マコトは薙刀を横に滑らせ、その爪を受け止める。
金属音が草原に響いた。
ルシファーは息を荒げながら笑う。
「はぁ……はぁ……すごい身体能力だね……」
マコトは薙刀を肩に担ぎ、笑って答えた。
「ノクス=ドラグレア肉のおかげらしいよ。
肉体改造効果があるみたい」
ルナが呆れた声を出す。
『……魔改造効果ね。
人間離れしてきてるから』
マコトは苦笑した。
「あはは……疲れてきたね。回復するよ。
マコトは手をかざした。
「レジデューアブソープ!」
淡い光が二人を包み、
疲労がすっと抜けていく。
ルシファーは目を見開いた。
「おお! すごいよマコト!
疲れが吹っ飛んだ!
まるで熟睡したかのようだよ!」
マコトは自分の頬を触りながら言う。
「でしょ。
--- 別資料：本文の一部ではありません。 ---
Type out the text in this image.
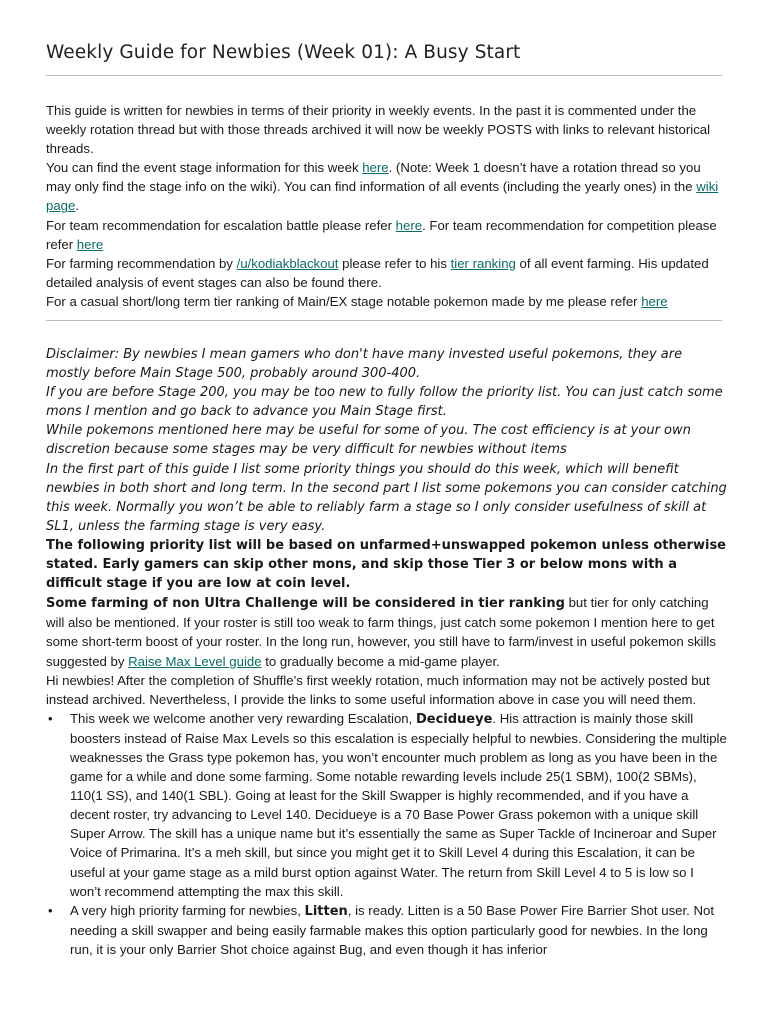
Weekly Guide for Newbies (Week 01): A Busy Start

This guide is written for newbies in terms of their priority in weekly events. In the past it is commented under the weekly rotation thread but with those threads archived it will now be weekly POSTS with links to relevant historical threads.

You can find the event stage information for this week here. (Note: Week 1 doesn’t have a rotation thread so you may only find the stage info on the wiki). You can find information of all events (including the yearly ones) in the wiki page.

For team recommendation for escalation battle please refer here. For team recommendation for competition please refer here

For farming recommendation by /u/kodiakblackout please refer to his tier ranking of all event farming. His updated detailed analysis of event stages can also be found there.

For a casual short/long term tier ranking of Main/EX stage notable pokemon made by me please refer here

Disclaimer: By newbies I mean gamers who don't have many invested useful pokemons, they are mostly before Main Stage 500, probably around 300-400.

If you are before Stage 200, you may be too new to fully follow the priority list. You can just catch some mons I mention and go back to advance you Main Stage first.

While pokemons mentioned here may be useful for some of you. The cost efficiency is at your own discretion because some stages may be very difficult for newbies without items

In the first part of this guide I list some priority things you should do this week, which will benefit newbies in both short and long term. In the second part I list some pokemons you can consider catching this week. Normally you won’t be able to reliably farm a stage so I only consider usefulness of skill at SL1, unless the farming stage is very easy.

The following priority list will be based on unfarmed+unswapped pokemon unless otherwise stated. Early gamers can skip other mons, and skip those Tier 3 or below mons with a difficult stage if you are low at coin level.

Some farming of non Ultra Challenge will be considered in tier ranking but tier for only catching will also be mentioned. If your roster is still too weak to farm things, just catch some pokemon I mention here to get some short-term boost of your roster. In the long run, however, you still have to farm/invest in useful pokemon skills suggested by Raise Max Level guide to gradually become a mid-game player.

Hi newbies! After the completion of Shuffle’s first weekly rotation, much information may not be actively posted but instead archived. Nevertheless, I provide the links to some useful information above in case you will need them.

• This week we welcome another very rewarding Escalation, Decidueye. His attraction is mainly those skill boosters instead of Raise Max Levels so this escalation is especially helpful to newbies. Considering the multiple weaknesses the Grass type pokemon has, you won’t encounter much problem as long as you have been in the game for a while and done some farming. Some notable rewarding levels include 25(1 SBM), 100(2 SBMs), 110(1 SS), and 140(1 SBL). Going at least for the Skill Swapper is highly recommended, and if you have a decent roster, try advancing to Level 140. Decidueye is a 70 Base Power Grass pokemon with a unique skill Super Arrow. The skill has a unique name but it’s essentially the same as Super Tackle of Incineroar and Super Voice of Primarina. It’s a meh skill, but since you might get it to Skill Level 4 during this Escalation, it can be useful at your game stage as a mild burst option against Water. The return from Skill Level 4 to 5 is low so I won’t recommend attempting the max this skill.
• A very high priority farming for newbies, Litten, is ready. Litten is a 50 Base Power Fire Barrier Shot user. Not needing a skill swapper and being easily farmable makes this option particularly good for newbies. In the long run, it is your only Barrier Shot choice against Bug, and even though it has inferior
肌艶も良くなるんだ」
ルシファーも頬を触る。
「ほんとだ! スベスベツルツル!」
その時、草原の端から声が飛んだ。
「おい! おまえら、もういいだろ。
二人まとめてかかって来い!」
カリナが大剣を肩に担ぎ、
酒瓶を片手にこちらを見ていた。
マコトは薙刀を構え直す。
「俺たち二人の……」
ルシファーも白虎の爪を構える。
「連携攻撃……舐めないほうがいいですよ」
カリナはニヤリと笑った。
「上等! 来いや!」
二人は同時に叫んだ。
「ウォォォォォ!!」
マコトは空中で回転しながら斬りかかる。
カリナは大剣を地面に突き刺し、その衝撃で受け止めた。
ルシファーが横から斬りつける。
だがカリナは大剣を軸に身体を回転させ、
マコトの腹に蹴りを叩き込んだ。
「ぐぇ!」
続けざまに大剣を引き抜き、
振り下ろす。
ルシファーは防御結界で受けるが、
カリナは剣を手放し、
そのまま回転しながら足払いを放った。
「うわ!」
二人は同時に地面に転がった。
カリナは大剣を拾いながら言う。
「まだまだだな……
だが悪くない。
そろそろ《チョモ》に行くか」
マコトとルシファーは同時に返事した。